[LU-16232] emergency llog cleanup server scripts Created: 11/Oct/22 Updated: 31/Aug/23 Resolved: 30/May/23 |
|
| Status: | Resolved |
| Project: | Lustre |
| Component/s: | None |
| Affects Version/s: | None |
| Fix Version/s: | Lustre 2.16.0 |
| Type: | Improvement | Priority: | Minor |
| Reporter: | Mikhail Pershin | Assignee: | Mikhail Pershin |
| Resolution: | Fixed | Votes: | 0 |
| Labels: | None | ||
| Attachments: |
|
||||
| Issue Links: |
|
||||
| Rank (Obsolete): | 9223372036854775807 | ||||
| Description |
|
There can be situations when update llog or changelog files are corrupted and we are just removing/truncating them.
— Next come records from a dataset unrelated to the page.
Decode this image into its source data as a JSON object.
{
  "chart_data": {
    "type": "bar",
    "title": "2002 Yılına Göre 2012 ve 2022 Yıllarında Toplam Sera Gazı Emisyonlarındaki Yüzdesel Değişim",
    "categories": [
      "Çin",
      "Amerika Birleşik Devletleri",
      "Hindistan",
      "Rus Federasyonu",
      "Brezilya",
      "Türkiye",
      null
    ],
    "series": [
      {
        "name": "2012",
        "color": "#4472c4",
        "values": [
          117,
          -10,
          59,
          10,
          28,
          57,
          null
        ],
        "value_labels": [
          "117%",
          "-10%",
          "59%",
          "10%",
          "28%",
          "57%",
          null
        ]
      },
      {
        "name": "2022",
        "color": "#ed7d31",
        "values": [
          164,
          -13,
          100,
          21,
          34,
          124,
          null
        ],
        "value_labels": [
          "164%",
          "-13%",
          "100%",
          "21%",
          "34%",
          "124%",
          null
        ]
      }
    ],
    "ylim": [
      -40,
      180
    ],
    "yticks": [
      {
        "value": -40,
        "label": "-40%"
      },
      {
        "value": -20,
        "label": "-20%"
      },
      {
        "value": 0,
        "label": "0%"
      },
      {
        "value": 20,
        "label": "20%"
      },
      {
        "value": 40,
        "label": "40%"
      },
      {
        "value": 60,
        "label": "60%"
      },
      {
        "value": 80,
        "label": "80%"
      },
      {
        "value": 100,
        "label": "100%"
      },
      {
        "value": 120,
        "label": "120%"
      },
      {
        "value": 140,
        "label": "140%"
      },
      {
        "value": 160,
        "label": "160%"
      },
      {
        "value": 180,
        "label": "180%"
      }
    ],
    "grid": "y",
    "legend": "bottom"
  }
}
Scripts are needed to remove corrupted llogs properly with all plain llogs, so no orphaned data remains on server |
| Comments |
| Comment by Mikhail Pershin [ 12/Oct/22 ] |
|
Copied from EX-4969: For both scripts the steps to cleanup problematic llogs are:
# bash remove_(changelog|updatelog) -n <ldiskfs_mount>
# bash remove_(changelog|updatelog) -n -z /tmp/llogs_saved <ldiskfs_mount>
# ls -ali /tmp/llogs_saved.tar.gz # tar -tf /tmp/llog_saved.tar.gz
# bash remove_(changelog|updatelog) <ldiskfs_mount> Note: for better llogs compression xz can be used as well, pass it to the script via GZIP env variable: # GZIP=xz bash remove_(changelog|updatelog) -n -z /tmp/llogs_saved <ldiskfs_mount> Archive name will ends with .xz in that case instead of .gz |
| Comment by Gerrit Updater [ 12/Oct/22 ] |
|
"Mikhail Pershin <mpershin@whamcloud.com>" uploaded a new patch: https://review.whamcloud.com/c/fs/lustre-release/+/48838 |
| Comment by Gerrit Updater [ 02/Nov/22 ] |
|
"Oleg Drokin <green@whamcloud.com>" merged in patch https://review.whamcloud.com/c/fs/lustre-release/+/48838/ |
| Comment by Peter Jones [ 02/Nov/22 ] |
|
Landed for 2.16 |
| Comment by Andreas Dilger [ 23/Dec/22 ] |
|
In further discussion, it would be useful to allow a "-m <mdt_index>" argument to the script to have it selectively delete only the update logs for the specified MDT index. Otherwise, if the script is run on a remote MDT, then it will delete the update logs for all other MDTs, and then those MDTs will then have issues during operation and/or later recovery. |
| Comment by Chris Hunter (Inactive) [ 09/Jan/23 ] |
|
I receive an error message when using the script: ./remove_updatelog.lu16232.sh: line 100: syntax error near unexpected token `<' ./remove_updatelog.lu16232.sh: line 100: ` read -r -d '' -a OPT_MDTS < <(hexdump -v -e '2/8 " %16x" 2/8 "\n"' $catlist |' appears to be an issue with shell pipe read -r -d '' -a OPT_MDTS < <(hexdump -v -e '2/8 " %16x" 2/8 "\n"' $catlist | awk '{print "[0x"$2":0x"$1":0x0]"}')
instead of read -r -d '' -a OPT_MDTS <<< $(hexdump -v -e '2/8 " %16x" 2/8 "\n"' $catlist | awk '{print "[0x"$2":0x"$1":0x0]"}')
|
| Comment by Mikhail Pershin [ 09/Jan/23 ] |
|
Chris, try it with bash : # bash ./remove_updatelog The syntax of '< <()' correct in bash (that is process substitution, creates temp file and redirects from it) but may be not in other shells. Your proposal is possible replacement so it is worth to update script in that manner but for now just call bash explicitly |
| Comment by Gerrit Updater [ 06/Apr/23 ] |
|
"Mikhail Pershin <mpershin@whamcloud.com>" uploaded a new patch: https://review.whamcloud.com/c/fs/lustre-release/+/50558 |
| Comment by Mikhail Pershin [ 25/Apr/23 ] |
|
I've just added to the ticket another script which allows to collect update logs on live server node by using debugfs. It helps to get llogs for further analysis and replace multiple commands need to be executed for that |
| Comment by Gerrit Updater [ 06/May/23 ] |
|
"Yang Sheng <ys@whamcloud.com>" uploaded a new patch: https://review.whamcloud.com/c/fs/lustre-release/+/50876 |
| Comment by Gerrit Updater [ 19/May/23 ] |
|
"Oleg Drokin <green@whamcloud.com>" merged in patch https://review.whamcloud.com/c/fs/lustre-release/+/50558/ |
| Comment by Gerrit Updater [ 31/Aug/23 ] |
|
"Oleg Drokin <green@whamcloud.com>" merged in patch https://review.whamcloud.com/c/fs/lustre-release/+/50876/ |